Sofort herrschte eisige Ruhe.
Kann sein, dass ich zu weit gegangen bin. Aber warum interessierte es ihn bitte, woher ich Easton kannte? Hatte er etwa Angst, dass ich schon in Ians Club feiern war? Wenn ja, die Angst kam wohl etwas zu spät seinerseits.
"Kennst du denn diesen Sohn von irgendeinem Adrael auch?", fragte er mich dann plötzlich.
Verdattert schaute ich zu ihm herüber. "Und wenn? Was spielt das für eine Rolle? Nur weil man jemanden kennt, Dad, heißt das nicht, dass man mit diesem Menschen auch seine Zeit verbringt."
"Also war das ein ja?", bestand er unbedingt auf eine Antwort und seine Kiefer arbeitete angestrengt. Als würde er fest die Zähne aufeinander beißen.
Meine Augenbrauen zuckten in die Höhe. "Soll ich ihn denn kennen?"
Er stöhne entnervt auf. "Iva. Was ist das denn jetzt für eine Antwort? Kannst du nicht einfach vernünftig sagen, ob du... diesen Charon kennst oder ob du ihn nicht kennst?"
"Warum ist das denn so wichtig? Das hört sich ja an, als wäre Charon und dieser... Adrael totale Halunken und hätten den übelsten schlechten Einfluss."
Nun gut.
Dass Charon kein braver Junge ist, das wusste ich ja bereits. Wenn der also nach seinem Vater schlug, dann war sein Dad wohl auch nicht ohne.
"Okay, ich gibs auf. Wenn du ihn kennst, dann kannst du dir natürlich liebend gerne deine eigene Meinung bilden. Ich verbiete dir nicht den Umgang mit irgendjemanden, falls du das jetzt denkst und mir deswegen nicht verraten willst, ob du Charon kennst. Aber du solltest defintiv vorsichtig sein. Die Frays... die sind so eine Familie für sich."

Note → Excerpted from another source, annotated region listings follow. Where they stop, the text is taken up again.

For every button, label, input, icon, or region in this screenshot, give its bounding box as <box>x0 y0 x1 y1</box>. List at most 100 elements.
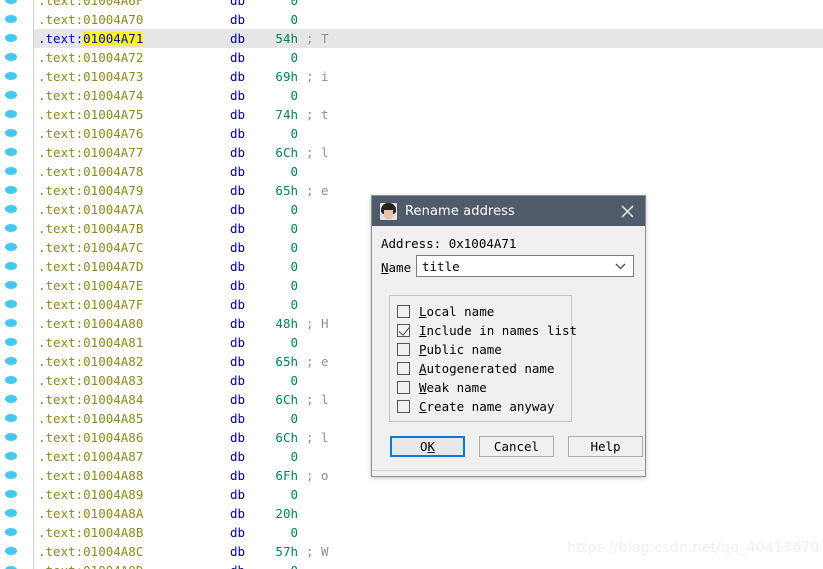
name-combobox[interactable] <box>416 255 634 277</box>
row-address[interactable]: .text:01004A77 <box>38 143 143 162</box>
navigator-dot[interactable] <box>5 300 17 308</box>
row-comment: ; H <box>306 316 329 331</box>
checkbox-row[interactable]: Public name <box>397 340 502 359</box>
row-address[interactable]: .text:01004A82 <box>38 352 143 371</box>
row-address[interactable]: .text:01004A89 <box>38 485 143 504</box>
row-address[interactable]: .text:01004A84 <box>38 390 143 409</box>
chevron-down-icon[interactable] <box>611 256 629 276</box>
navigator-dot[interactable] <box>5 338 17 346</box>
row-address[interactable]: .text:01004A75 <box>38 105 143 124</box>
row-address[interactable]: .text:01004A83 <box>38 371 143 390</box>
row-address[interactable]: .text:01004A8C <box>38 542 143 561</box>
disassembly-row[interactable]: .text:01004A72 db 0 <box>34 48 823 67</box>
row-address[interactable]: .text:01004A8D <box>38 561 143 569</box>
row-address[interactable]: .text:01004A70 <box>38 10 143 29</box>
dialog-titlebar[interactable]: Rename address <box>372 196 645 226</box>
navigator-dot[interactable] <box>5 376 17 384</box>
row-address[interactable]: .text:01004A85 <box>38 409 143 428</box>
row-address[interactable]: .text:01004A7E <box>38 276 143 295</box>
navigator-dot[interactable] <box>5 452 17 460</box>
row-address[interactable]: .text:01004A7A <box>38 200 143 219</box>
disassembly-row[interactable]: .text:01004A89 db 0 <box>34 485 823 504</box>
address-readonly-label: Address: 0x1004A71 <box>381 236 517 251</box>
disassembly-row[interactable]: .text:01004A78 db 0 <box>34 162 823 181</box>
ok-button[interactable]: OK <box>390 436 465 457</box>
navigator-dot[interactable] <box>5 471 17 479</box>
navigator-dot[interactable] <box>5 433 17 441</box>
row-address[interactable]: .text:01004A7C <box>38 238 143 257</box>
row-address[interactable]: .text:01004A6F <box>38 0 143 10</box>
row-address[interactable]: .text:01004A87 <box>38 447 143 466</box>
navigator-dot[interactable] <box>5 243 17 251</box>
checkbox-nclude-in-names-list[interactable] <box>397 324 410 337</box>
help-button[interactable]: Help <box>568 436 643 457</box>
navigator-dot[interactable] <box>5 224 17 232</box>
disassembly-row[interactable]: .text:01004A6F db 0 <box>34 0 823 10</box>
row-address[interactable]: .text:01004A81 <box>38 333 143 352</box>
navigator-dot[interactable] <box>5 509 17 517</box>
close-icon[interactable] <box>609 196 645 226</box>
navigator-dot[interactable] <box>5 395 17 403</box>
disassembly-row[interactable]: .text:01004A71 db 54h ; T <box>34 29 823 48</box>
row-address[interactable]: .text:01004A7B <box>38 219 143 238</box>
row-address[interactable]: .text:01004A72 <box>38 48 143 67</box>
checkbox-reate-name-anyway[interactable] <box>397 400 410 413</box>
navigator-dot[interactable] <box>5 186 17 194</box>
row-address[interactable]: .text:01004A78 <box>38 162 143 181</box>
checkbox-row[interactable]: Local name <box>397 302 494 321</box>
row-address[interactable]: .text:01004A76 <box>38 124 143 143</box>
row-address[interactable]: .text:01004A7D <box>38 257 143 276</box>
navigator-dot[interactable] <box>5 72 17 80</box>
navigator-dot[interactable] <box>5 414 17 422</box>
row-address[interactable]: .text:01004A73 <box>38 67 143 86</box>
navigator-dot[interactable] <box>5 547 17 555</box>
navigator-dot[interactable] <box>5 148 17 156</box>
navigator-dot[interactable] <box>5 129 17 137</box>
navigator-dot[interactable] <box>5 281 17 289</box>
navigator-dot[interactable] <box>5 167 17 175</box>
navigator-dot[interactable] <box>5 528 17 536</box>
disassembly-row[interactable]: .text:01004A74 db 0 <box>34 86 823 105</box>
navigator-dot[interactable] <box>5 262 17 270</box>
navigator-dot[interactable] <box>5 53 17 61</box>
disassembly-row[interactable]: .text:01004A75 db 74h ; t <box>34 105 823 124</box>
checkbox-ublic-name[interactable] <box>397 343 410 356</box>
disassembly-row[interactable]: .text:01004A8A db 20h <box>34 504 823 523</box>
cancel-button[interactable]: Cancel <box>479 436 554 457</box>
checkbox-row[interactable]: Create name anyway <box>397 397 554 416</box>
disassembly-row[interactable]: .text:01004A76 db 0 <box>34 124 823 143</box>
highlighted-address[interactable]: 01004A71 <box>83 31 144 46</box>
row-address[interactable]: .text:01004A79 <box>38 181 143 200</box>
name-input[interactable] <box>422 257 602 275</box>
disassembly-row[interactable]: .text:01004A70 db 0 <box>34 10 823 29</box>
navigator-gutter[interactable] <box>0 0 34 569</box>
navigator-dot[interactable] <box>5 34 17 42</box>
checkbox-ocal-name[interactable] <box>397 305 410 318</box>
navigator-dot[interactable] <box>5 490 17 498</box>
disassembly-row[interactable]: .text:01004A77 db 6Ch ; l <box>34 143 823 162</box>
row-address[interactable]: .text:01004A86 <box>38 428 143 447</box>
checkbox-eak-name[interactable] <box>397 381 410 394</box>
navigator-dot[interactable] <box>5 0 17 4</box>
row-address[interactable]: .text:01004A88 <box>38 466 143 485</box>
row-address[interactable]: .text:01004A7F <box>38 295 143 314</box>
navigator-dot[interactable] <box>5 91 17 99</box>
disassembly-row[interactable]: .text:01004A73 db 69h ; i <box>34 67 823 86</box>
navigator-dot[interactable] <box>5 15 17 23</box>
row-address[interactable]: .text:01004A80 <box>38 314 143 333</box>
row-address[interactable]: .text:01004A8A <box>38 504 143 523</box>
row-address[interactable]: .text:01004A71 <box>38 29 144 48</box>
checkbox-row[interactable]: Autogenerated name <box>397 359 554 378</box>
navigator-dot[interactable] <box>5 319 17 327</box>
checkbox-row[interactable]: Weak name <box>397 378 487 397</box>
row-address[interactable]: .text:01004A8B <box>38 523 143 542</box>
checkbox-label: Include in names list <box>419 323 578 338</box>
name-field-label: Name <box>381 260 411 275</box>
navigator-dot[interactable] <box>5 357 17 365</box>
navigator-dot[interactable] <box>5 205 17 213</box>
row-address[interactable]: .text:01004A74 <box>38 86 143 105</box>
checkbox-row[interactable]: Include in names list <box>397 321 577 340</box>
navigator-dot[interactable] <box>5 110 17 118</box>
checkbox-utogenerated-name[interactable] <box>397 362 410 375</box>
disassembly-row[interactable]: .text:01004A8D db 0 <box>34 561 823 569</box>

"Die Frays?", schnappte ich den Namen auf. "Was heißt denn das?"
Mein Dad schaute weiter super ernst gerade aus. "Das heißt genau das, was ich meine. Sie bekommen zum Beispiel immer das, was sie wollen. Selten erlebt, dass das mal nicht der Fall war..." Jetzt wirkte er noch nachdenklicher.
"Ach. Verstehe." Was wollte er mir denn jetzt damit sagen? "Und du kennst die Frays auch wirklich gut?"
Er lachte, es war ein trockenes Lachen. Irgendwie hatte es einen Tick Melancholie. "Ohja, ich kenne - ich meine, ich kannte die Frays gut. Sie waren auch in der Gruppe aus meiner Jugend, so wie es Ian vorhin erzählt hatte. Adrael und Adrian. Zwillinge sind sie, könnten aber nicht unterschiedlicher sein. Sie sind sehr gewitzt und selbstbewusst. Habe mit beiden schon eine Menge Mist gemacht. War eigentlich eine gute Zeit. Nur irgendwann hatte sich etwas verändert."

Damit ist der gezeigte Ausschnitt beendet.